Once we knew which application we wanted to study, we had the DBA create a statement cache table and issue an EXPLAIN STMTCACHE ALL statement. That same DBA granted us SELECT authority to the table. Our goal was to query the table for the authid of the leading CPU consumer (DMDMGMTE) and sort the result by CPU descending. That way, we saw that the overall most-expensive statement for this application happened to be in the statement cache at the time the EXPLAIN statement ran. Figure 3 is one example of a common query we executed against the statement cache table. We filter by the authid and sort by CPU descending. Since the elapsed time and CPU time columns have a floating point data type, we convert to a decimal data type to make the output easier to read. We also apply a built-in function to the statement text so very long statements don’t cause trouble with our query tool’s limitations.
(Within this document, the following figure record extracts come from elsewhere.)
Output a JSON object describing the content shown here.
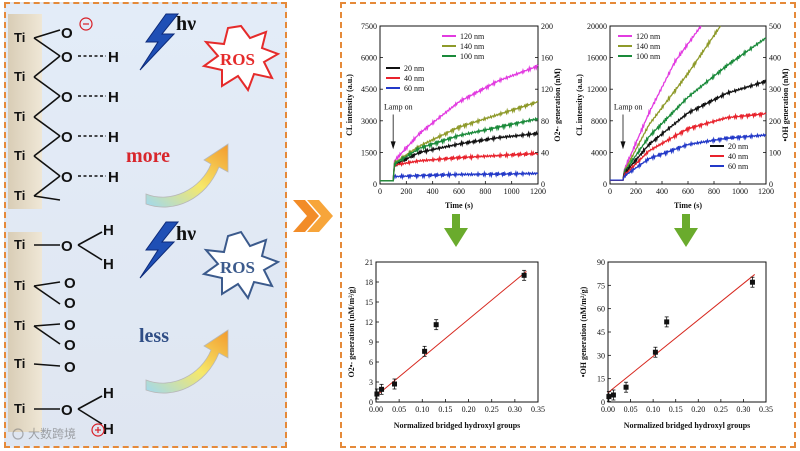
{
  "left": {
    "top_surface": {
      "ti_labels": [
        "Ti",
        "Ti",
        "Ti",
        "Ti",
        "Ti"
      ],
      "o_labels": [
        "O",
        "O",
        "O",
        "O",
        "O"
      ],
      "h_labels": [
        "H",
        "H",
        "H",
        "H"
      ],
      "charge": "⊖"
    },
    "bottom_surface": {
      "ti_labels": [
        "Ti",
        "Ti",
        "Ti",
        "Ti",
        "Ti"
      ],
      "o_labels": [
        "O",
        "O",
        "O",
        "O",
        "O",
        "O",
        "O",
        "O"
      ],
      "h_labels": [
        "H",
        "H",
        "H",
        "H"
      ],
      "charge": "⊕"
    },
    "hv": "hν",
    "ros": "ROS",
    "more": "more",
    "less": "less",
    "watermark": "大数跨境",
    "colors": {
      "ros_top": "#e52b2b",
      "ros_bottom": "#3b5a8c",
      "more": "#d8262c",
      "less": "#2f4d85"
    }
  },
  "chart_data": [
    {
      "type": "line",
      "title": "",
      "xlabel": "Time (s)",
      "ylabel": "CL intensity (a.u.)",
      "y2label": "O2•- generation (nM)",
      "xlim": [
        0,
        1200
      ],
      "ylim": [
        0,
        7500
      ],
      "y2lim": [
        0,
        200
      ],
      "xticks": [
        0,
        200,
        400,
        600,
        800,
        1000,
        1200
      ],
      "yticks": [
        0,
        1500,
        3000,
        4500,
        6000,
        7500
      ],
      "y2ticks": [
        0,
        40,
        80,
        120,
        160,
        200
      ],
      "annotation": "Lamp on",
      "series": [
        {
          "name": "20 nm",
          "color": "#111111",
          "x": [
            0,
            100,
            110,
            300,
            600,
            900,
            1200
          ],
          "y": [
            150,
            150,
            900,
            1500,
            1900,
            2200,
            2400
          ]
        },
        {
          "name": "40 nm",
          "color": "#e8232d",
          "x": [
            0,
            100,
            110,
            300,
            600,
            900,
            1200
          ],
          "y": [
            150,
            150,
            900,
            1100,
            1250,
            1350,
            1450
          ]
        },
        {
          "name": "60 nm",
          "color": "#2339c8",
          "x": [
            0,
            100,
            110,
            300,
            600,
            900,
            1200
          ],
          "y": [
            150,
            150,
            350,
            400,
            450,
            470,
            500
          ]
        },
        {
          "name": "120 nm",
          "color": "#e23be0",
          "x": [
            0,
            100,
            110,
            300,
            600,
            900,
            1200
          ],
          "y": [
            150,
            150,
            1100,
            2400,
            3900,
            4900,
            5600
          ]
        },
        {
          "name": "140 nm",
          "color": "#8e9a2a",
          "x": [
            0,
            100,
            110,
            300,
            600,
            900,
            1200
          ],
          "y": [
            150,
            150,
            1000,
            1800,
            2700,
            3300,
            3900
          ]
        },
        {
          "name": "100 nm",
          "color": "#1a8a3a",
          "x": [
            0,
            100,
            110,
            300,
            600,
            900,
            1200
          ],
          "y": [
            150,
            150,
            950,
            1700,
            2300,
            2700,
            3100
          ]
        }
      ]
    },
    {
      "type": "line",
      "title": "",
      "xlabel": "Time (s)",
      "ylabel": "CL intensity (a.u.)",
      "y2label": "•OH generation (nM)",
      "xlim": [
        0,
        1200
      ],
      "ylim": [
        0,
        20000
      ],
      "y2lim": [
        0,
        500
      ],
      "xticks": [
        0,
        200,
        400,
        600,
        800,
        1000,
        1200
      ],
      "yticks": [
        0,
        4000,
        8000,
        12000,
        16000,
        20000
      ],
      "y2ticks": [
        0,
        100,
        200,
        300,
        400,
        500
      ],
      "annotation": "Lamp on",
      "series": [
        {
          "name": "120 nm",
          "color": "#e23be0",
          "x": [
            0,
            100,
            110,
            300,
            500,
            700
          ],
          "y": [
            500,
            500,
            1800,
            9000,
            15500,
            20000
          ]
        },
        {
          "name": "140 nm",
          "color": "#8e9a2a",
          "x": [
            0,
            100,
            110,
            300,
            600,
            850
          ],
          "y": [
            500,
            500,
            1600,
            7500,
            14000,
            20000
          ]
        },
        {
          "name": "100 nm",
          "color": "#1a8a3a",
          "x": [
            0,
            100,
            110,
            300,
            600,
            900,
            1200
          ],
          "y": [
            500,
            500,
            1500,
            6000,
            11000,
            15000,
            18500
          ]
        },
        {
          "name": "20 nm",
          "color": "#111111",
          "x": [
            0,
            100,
            110,
            300,
            600,
            900,
            1200
          ],
          "y": [
            500,
            500,
            1300,
            5000,
            9000,
            11500,
            13000
          ]
        },
        {
          "name": "40 nm",
          "color": "#e8232d",
          "x": [
            0,
            100,
            110,
            300,
            600,
            900,
            1200
          ],
          "y": [
            500,
            500,
            1100,
            4200,
            7000,
            8400,
            8900
          ]
        },
        {
          "name": "60 nm",
          "color": "#2339c8",
          "x": [
            0,
            100,
            110,
            300,
            600,
            900,
            1200
          ],
          "y": [
            500,
            500,
            1000,
            3200,
            5000,
            5800,
            6200
          ]
        }
      ]
    },
    {
      "type": "scatter",
      "title": "",
      "xlabel": "Normalized bridged hydroxyl groups",
      "ylabel": "O2•- generation (nM/m²/g)",
      "xlim": [
        0,
        0.35
      ],
      "ylim": [
        0,
        21
      ],
      "xticks": [
        0.0,
        0.05,
        0.1,
        0.15,
        0.2,
        0.25,
        0.3,
        0.35
      ],
      "yticks": [
        0,
        3,
        6,
        9,
        12,
        15,
        18,
        21
      ],
      "points": [
        {
          "x": 0.002,
          "y": 1.2
        },
        {
          "x": 0.012,
          "y": 1.9
        },
        {
          "x": 0.04,
          "y": 2.7
        },
        {
          "x": 0.105,
          "y": 7.6
        },
        {
          "x": 0.13,
          "y": 11.6
        },
        {
          "x": 0.32,
          "y": 19.0
        }
      ],
      "fit": [
        [
          0,
          0.9
        ],
        [
          0.325,
          19.6
        ]
      ]
    },
    {
      "type": "scatter",
      "title": "",
      "xlabel": "Normalized bridged hydroxyl groups",
      "ylabel": "•OH generation (nM/m²/g)",
      "xlim": [
        0,
        0.35
      ],
      "ylim": [
        0,
        90
      ],
      "xticks": [
        0.0,
        0.05,
        0.1,
        0.15,
        0.2,
        0.25,
        0.3,
        0.35
      ],
      "yticks": [
        0,
        15,
        30,
        45,
        60,
        75,
        90
      ],
      "points": [
        {
          "x": 0.002,
          "y": 3.5
        },
        {
          "x": 0.012,
          "y": 4.5
        },
        {
          "x": 0.04,
          "y": 9.5
        },
        {
          "x": 0.105,
          "y": 32
        },
        {
          "x": 0.13,
          "y": 51.5
        },
        {
          "x": 0.32,
          "y": 77
        }
      ],
      "fit": [
        [
          0,
          6
        ],
        [
          0.325,
          82
        ]
      ]
    }
  ],
  "colors": {
    "arrow_green": "#6aab2d",
    "arrow_orange": "#f28c28",
    "border_orange": "#e58a3a",
    "fit_line": "#d7281f"
  }
}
Figure 4 contains the output from the SQL statement in Figure 3. Our application that uses the most CPU has one statement that’s responsible for a large percentage of the total CPU the application consumes. Additional investigation showed the elapsed time for this query was about the same as the CPU time, meaning the query ran quickly and, without this information, the poor performance may have gone unnoticed.
Now that we’ve discovered a single statement using a significant amount of CPU, we can isolate that statement, EXPLAIN it, and see if it can be tuned, cached, or avoided! The following statement can be used to run a normal explain against that high CPU-consuming statement so we can expose the access path:
EXPLAIN STMTCACHE STMTID 1083216;
In this case, the statement was easily tuned, and significant CPU savings realized.
You’ll want to maintain the amount of data in your statement cache table as it can quickly get quite large, depending on how many dynamic statements are cached. You’ll need to plan to delete or archive the information because a large statement cache table can impact the performance of the EXPLAIN STMTCACHE ALL statement execution. Also, the statement text column (STMT_TEXT) is a Binary Large Object (BLOB), which could make it time-consuming or impossible to execute certain functions. Consider writing the statement cache table to a flat file, then performing extensive searches of that flat file to find interesting cached statements.
While we found the relationship between the authid and an application critical to determining who owned the poor performing statements, we had trouble relating the text of a statement to the method in the application where the statement was embedded. If a comment is added to the statement text, then that comment could be the perfect tool for identifying the piece of code that contains the statement. The following example shows how simple this is to do, and that embedded comment will show up in the statement text column of the statement cache table:
SELECT LASTNAME –GetEmpLastName method
WHERE EMPNO = ?
Getting the performance metrics out of the dynamic statement cache can be extremely valuable for performance tuning your dynamic remote applications. Remember to make this work part of a comprehensive performance reporting and tuning effort. Also, ensure you report the impact of tuning so management understands and supports the work you do!